Essa questão da justiça climática vem sendo um assunto muito comentado nacional e internacionalmente. Que tipo de problemas são detectados no Estado quanto à energia eólica?

Quando a gente fala de energia eólica, existe uma preocupação ambiental mas a balança tem pesado mais para a preocupação social. Ou seja, a preocupação vai desde a necessidade de esclarecimento científico sobre os impactos na saúde física e mental da população até a escolha e regulação de empresas que não pratiquem contratos jurídicos abusivos e injustos, porque, se o produtor rural não planta a cidade não janta, daqui a pouco não respira. Então, se eu tiro essas pessoas dessas atividades para implantar energias renováveis, quem vai plantar com sustentabilidade, de forma agroecológica?

Já em relação à energia solar, a preocupação mais forte é o impacto ambiental para evitar que haja destruição da Caatinga ao instalar placas solares. É possível evitar isso com mapeamento das áreas que têm um nível de desertificação avançado, direcionando a implantação para áreas de menor impacto ambiental. A governadora decretou e iniciou reuniões com um grupo de trabalho formado por membros do governo; CPRH (Agência Estadual de Meio Ambiente); membros da academia com estudos focados nesses impactos; Fetape (Federação dos Trabalhadores Rurais de Pernambuco), que tem um olhar de quem está na ponta; Abeeólica (Associação Brasileira de Energia Eólica); Absolar (Associação Brasileira de Energia Solar e Fotovoltaica) e produtores rurais.

O objetivo desse grupo é propor uma regulamentação legitimada por todas as partes afetadas. O Ministério Público também vem acompanhando isso, inclusive, em outros Estados, já há ações nesse sentido.

Sobre transição energética, uma questão muito comentada é o hidrogênio verde. Em outros Estados, como o Ceará, já há projetos nessa área. Aqui em Pernambuco, como estão as iniciativas?

O governo teve uma postura de análise crítica e tomada de ações com relação a esse tema ao longo do ano passado e, na COP, lançamos nossa estratégia estadual do hidrogênio verde, cujo diferencial em relação a outros Estados e até a outros países, está na justiça ambiental e climática como prioridade. Nosso hidrogênio verde vai entregar uma solução para reduzir a emissão de gases de efeito estufa garantindo a justiça no território.

A ida à COP 28 e o fato de o Brasil sediar a conferência da COP 30 despertou nosso olhar para o fluxo de recursos que, por um tempo, foi simplificado em vir dinheiro dos grandes países desenvolvidos, que precisavam mitigar suas emissões, para os países em desenvolvimento, e isso não foi suficiente. É preciso garantir que o dinheiro chegue aos territórios por meio de um fluxo de governança com impacto nesses locais. Enquanto não houver responsabilização em chegar aos territórios de forma justa, não haverá efetividade nos projetos.
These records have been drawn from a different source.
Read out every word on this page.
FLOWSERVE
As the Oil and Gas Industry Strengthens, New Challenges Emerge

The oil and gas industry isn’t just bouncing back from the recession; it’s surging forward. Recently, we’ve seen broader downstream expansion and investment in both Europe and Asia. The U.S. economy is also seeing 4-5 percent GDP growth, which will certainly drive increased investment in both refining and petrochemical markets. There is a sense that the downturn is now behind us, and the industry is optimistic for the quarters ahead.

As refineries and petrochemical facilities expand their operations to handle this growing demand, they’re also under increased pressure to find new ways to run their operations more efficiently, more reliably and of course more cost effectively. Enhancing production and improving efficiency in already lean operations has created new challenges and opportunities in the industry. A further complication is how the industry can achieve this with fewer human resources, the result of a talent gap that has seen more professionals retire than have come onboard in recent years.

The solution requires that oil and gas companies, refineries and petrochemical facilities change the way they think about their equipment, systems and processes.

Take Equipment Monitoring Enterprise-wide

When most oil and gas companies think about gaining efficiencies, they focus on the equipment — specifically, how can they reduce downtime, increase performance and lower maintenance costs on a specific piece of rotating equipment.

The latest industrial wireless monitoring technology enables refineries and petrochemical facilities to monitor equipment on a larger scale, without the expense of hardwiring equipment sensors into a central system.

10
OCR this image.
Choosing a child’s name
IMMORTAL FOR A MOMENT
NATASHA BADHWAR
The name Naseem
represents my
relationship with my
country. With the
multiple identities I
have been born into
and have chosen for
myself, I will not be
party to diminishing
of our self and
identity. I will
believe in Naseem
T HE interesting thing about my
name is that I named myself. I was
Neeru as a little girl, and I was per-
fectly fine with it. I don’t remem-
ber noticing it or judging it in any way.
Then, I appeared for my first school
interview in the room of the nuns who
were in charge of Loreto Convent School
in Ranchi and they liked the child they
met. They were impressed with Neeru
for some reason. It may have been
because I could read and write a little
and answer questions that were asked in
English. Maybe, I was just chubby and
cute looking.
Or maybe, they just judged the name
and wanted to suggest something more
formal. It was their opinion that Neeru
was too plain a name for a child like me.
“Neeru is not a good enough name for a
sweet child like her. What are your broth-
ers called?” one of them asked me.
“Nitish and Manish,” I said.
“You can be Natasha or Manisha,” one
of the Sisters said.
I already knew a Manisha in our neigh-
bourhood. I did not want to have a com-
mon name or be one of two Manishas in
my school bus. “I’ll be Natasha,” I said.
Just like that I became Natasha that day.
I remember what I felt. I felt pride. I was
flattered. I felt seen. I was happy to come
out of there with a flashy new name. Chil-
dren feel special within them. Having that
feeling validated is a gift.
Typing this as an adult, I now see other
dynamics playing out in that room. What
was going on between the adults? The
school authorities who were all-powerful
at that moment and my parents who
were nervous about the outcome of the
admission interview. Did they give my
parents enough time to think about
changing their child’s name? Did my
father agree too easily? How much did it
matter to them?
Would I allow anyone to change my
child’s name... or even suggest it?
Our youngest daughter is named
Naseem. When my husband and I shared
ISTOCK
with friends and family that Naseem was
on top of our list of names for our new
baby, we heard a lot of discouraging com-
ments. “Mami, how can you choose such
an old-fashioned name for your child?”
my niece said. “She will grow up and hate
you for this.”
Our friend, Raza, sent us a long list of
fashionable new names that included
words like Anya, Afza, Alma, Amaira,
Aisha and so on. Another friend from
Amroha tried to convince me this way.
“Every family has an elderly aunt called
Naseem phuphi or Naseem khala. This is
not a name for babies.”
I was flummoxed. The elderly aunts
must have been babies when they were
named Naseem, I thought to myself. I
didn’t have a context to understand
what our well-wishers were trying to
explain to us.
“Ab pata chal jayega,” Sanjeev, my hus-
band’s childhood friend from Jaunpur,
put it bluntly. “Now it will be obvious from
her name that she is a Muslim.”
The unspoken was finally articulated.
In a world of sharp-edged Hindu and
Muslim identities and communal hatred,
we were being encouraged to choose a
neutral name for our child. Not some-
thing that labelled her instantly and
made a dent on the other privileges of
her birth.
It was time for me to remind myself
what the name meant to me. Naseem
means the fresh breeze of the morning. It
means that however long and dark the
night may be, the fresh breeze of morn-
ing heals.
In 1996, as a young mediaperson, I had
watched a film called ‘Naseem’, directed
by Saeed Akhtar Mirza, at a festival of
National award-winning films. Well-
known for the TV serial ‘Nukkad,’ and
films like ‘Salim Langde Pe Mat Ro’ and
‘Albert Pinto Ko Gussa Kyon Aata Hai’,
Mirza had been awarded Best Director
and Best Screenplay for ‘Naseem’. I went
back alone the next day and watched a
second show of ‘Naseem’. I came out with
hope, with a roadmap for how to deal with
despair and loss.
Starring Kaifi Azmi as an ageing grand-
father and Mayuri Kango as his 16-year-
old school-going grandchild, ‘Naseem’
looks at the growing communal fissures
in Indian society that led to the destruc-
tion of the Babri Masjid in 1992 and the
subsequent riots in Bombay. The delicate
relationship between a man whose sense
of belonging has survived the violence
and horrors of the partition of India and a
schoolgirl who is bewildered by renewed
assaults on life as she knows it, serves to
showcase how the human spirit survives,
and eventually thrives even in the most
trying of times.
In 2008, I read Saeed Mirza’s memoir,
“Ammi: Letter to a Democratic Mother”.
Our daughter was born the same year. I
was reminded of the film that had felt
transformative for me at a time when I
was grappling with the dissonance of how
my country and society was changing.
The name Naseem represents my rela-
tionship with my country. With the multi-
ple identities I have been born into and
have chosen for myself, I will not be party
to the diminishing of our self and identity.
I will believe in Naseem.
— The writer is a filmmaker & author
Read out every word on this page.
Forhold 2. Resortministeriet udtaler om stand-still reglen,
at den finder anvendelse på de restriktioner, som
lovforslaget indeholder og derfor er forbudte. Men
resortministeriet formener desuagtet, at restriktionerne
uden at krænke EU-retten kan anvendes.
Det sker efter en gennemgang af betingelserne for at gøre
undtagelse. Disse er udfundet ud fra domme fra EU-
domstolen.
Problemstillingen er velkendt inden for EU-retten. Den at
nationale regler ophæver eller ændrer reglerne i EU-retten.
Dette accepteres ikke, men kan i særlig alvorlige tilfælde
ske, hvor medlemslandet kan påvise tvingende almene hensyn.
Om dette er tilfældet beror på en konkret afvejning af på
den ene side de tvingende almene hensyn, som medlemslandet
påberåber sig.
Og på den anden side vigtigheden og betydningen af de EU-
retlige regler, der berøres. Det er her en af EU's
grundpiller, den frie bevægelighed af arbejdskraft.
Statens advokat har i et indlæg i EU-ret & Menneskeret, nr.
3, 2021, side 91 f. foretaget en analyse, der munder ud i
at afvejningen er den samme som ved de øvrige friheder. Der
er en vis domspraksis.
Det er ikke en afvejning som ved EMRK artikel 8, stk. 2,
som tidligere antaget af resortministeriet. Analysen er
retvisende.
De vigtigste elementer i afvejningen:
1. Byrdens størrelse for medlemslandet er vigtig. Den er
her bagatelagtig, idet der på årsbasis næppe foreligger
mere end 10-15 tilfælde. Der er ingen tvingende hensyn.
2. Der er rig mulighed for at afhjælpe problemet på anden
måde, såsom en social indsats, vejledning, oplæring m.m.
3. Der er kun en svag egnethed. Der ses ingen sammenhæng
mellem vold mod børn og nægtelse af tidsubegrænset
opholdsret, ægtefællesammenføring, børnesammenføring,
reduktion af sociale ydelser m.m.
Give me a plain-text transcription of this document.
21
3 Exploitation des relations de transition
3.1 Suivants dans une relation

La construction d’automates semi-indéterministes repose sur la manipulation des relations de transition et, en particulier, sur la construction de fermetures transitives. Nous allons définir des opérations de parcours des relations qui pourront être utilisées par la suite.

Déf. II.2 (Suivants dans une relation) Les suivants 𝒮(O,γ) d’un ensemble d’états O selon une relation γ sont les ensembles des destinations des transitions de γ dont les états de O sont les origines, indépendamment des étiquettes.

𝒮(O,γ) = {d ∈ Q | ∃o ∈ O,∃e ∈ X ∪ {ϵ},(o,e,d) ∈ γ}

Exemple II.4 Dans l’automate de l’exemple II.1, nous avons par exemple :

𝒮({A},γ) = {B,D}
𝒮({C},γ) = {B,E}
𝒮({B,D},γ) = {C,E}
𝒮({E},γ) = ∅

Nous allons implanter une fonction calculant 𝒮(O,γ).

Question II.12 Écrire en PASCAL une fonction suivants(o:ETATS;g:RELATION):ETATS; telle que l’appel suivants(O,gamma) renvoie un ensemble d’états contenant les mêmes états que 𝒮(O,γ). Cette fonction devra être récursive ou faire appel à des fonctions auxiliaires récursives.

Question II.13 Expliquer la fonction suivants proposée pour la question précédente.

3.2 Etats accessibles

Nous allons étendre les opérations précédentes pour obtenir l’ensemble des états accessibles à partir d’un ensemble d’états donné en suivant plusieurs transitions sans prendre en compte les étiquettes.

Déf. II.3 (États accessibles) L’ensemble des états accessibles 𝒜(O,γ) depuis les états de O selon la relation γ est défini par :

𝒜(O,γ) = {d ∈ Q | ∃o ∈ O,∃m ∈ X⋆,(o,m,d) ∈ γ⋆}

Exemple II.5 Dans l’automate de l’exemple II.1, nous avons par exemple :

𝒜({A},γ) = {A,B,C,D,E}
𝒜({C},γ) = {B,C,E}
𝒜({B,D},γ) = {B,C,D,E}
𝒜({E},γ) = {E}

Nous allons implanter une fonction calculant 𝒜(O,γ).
Assim, nossa estratégia tem esse viés de beneficiar Pernambuco, sua competitividade, a indústria local, deixando riqueza nos territórios, com justiça e redução de desigualdade. A planta experimental do projeto já foi anunciada e os próximos passos estão sendo implementados pela Secretaria de Desenvolvimento Econômico e consistem em trâmites, protocolos de intenção e tratativas com as empresas interessadas.

E em relação ao litoral pernambucano, o Recife principalmente, há o problema da da elevação do nível do oceano. Quais as estratégias do Governo do Estado?

Temos uma gerência geral costeira e oceânica que tem uma política para mitigar a erosão da costa já existente, o aumento do nível do mar, e fazer as barreiras de contenção de forma ambientalmente sustentável. Mas é necessário olhar para as ações humanas que provocam a erosão.

Tivemos recentemente uma reunião na CPRH para a instalação desse olhar específico sobre o recenseamento ambiental da área costeira, que requer uma atenção especial por ser extremamente visada pela atividade econômica imobiliária. Mas, antes de tudo, é preciso preservar o valor fundamental da sustentabilidade.

O governo passado fez um plano de descarbonização. Ele é utilizado na atual gestão?

Sim. Quando assumi a secretaria, recebi da governadora a missão de entender todas as políticas que aconteciam na pasta, o que precisava ser continuado e fiquei muito feliz com isso, pois como cidadã, sempre lamentei quando políticas boas eram descontinuadas somente porque podia ser a marca do governo anterior. A diretriz que recebemos foi de que não temos tempo a perder e precisamos aproveitar o que estava bem encaminhado.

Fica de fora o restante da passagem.